In 1972 Mauricio Rosencof, a Uruguayan union organizer, writer and political activist, was captured by the military authorities and jailed for 13 years, 11 of them in a three-foot-by-six-foot cell.
Tortured, isolated and deprived of writing materials, Rosencof wrote in his head, beginning with the letters that never came. Years earlier, the postman’s visits to his family’s house in Montevideo had brought news from the relatives still in Poland. After 1936 no more letters came. From his own living death Rosencof writes these letters, creating the numbing and increasingly horrifying news from Treblinka.
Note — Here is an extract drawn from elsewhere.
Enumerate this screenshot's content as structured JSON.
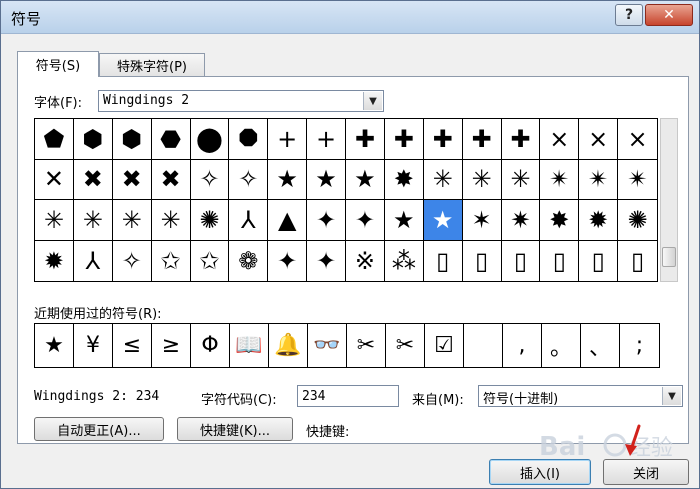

Rosencof — Moishe — had also been isolated in his own family. After the death of his teen-aged older brother, Rosencof’s mother seldom spoke or smiled; the dinner table was a place of silence. In prison Rosencof breaks open that silence, writing to his father — Papa, Viejo—-to fill in all that was unsaid between them and to forge the links and the love that connect the Poland of his grandparents — people who existed only as photographs — to him and his daughter and granddaughter, “because wherever we are, we’re together.”
Written in 2000 and only now translated into English, The Letters That Never Came is described as an “autobiographical novel,” but it is a book that does not fit easily into a category. An eloquent meditation on suffering and survival, on the “screams that don’t die,” it is a searing indictment of any human being anywhere who lifts a hand to brutalize another. Gloss., photo.
Maron L. Waxman, retired editorial director, special projects, at the American Museum of Natural History, was also an editorial director at HarperCollins and Book-of-the-Month Club.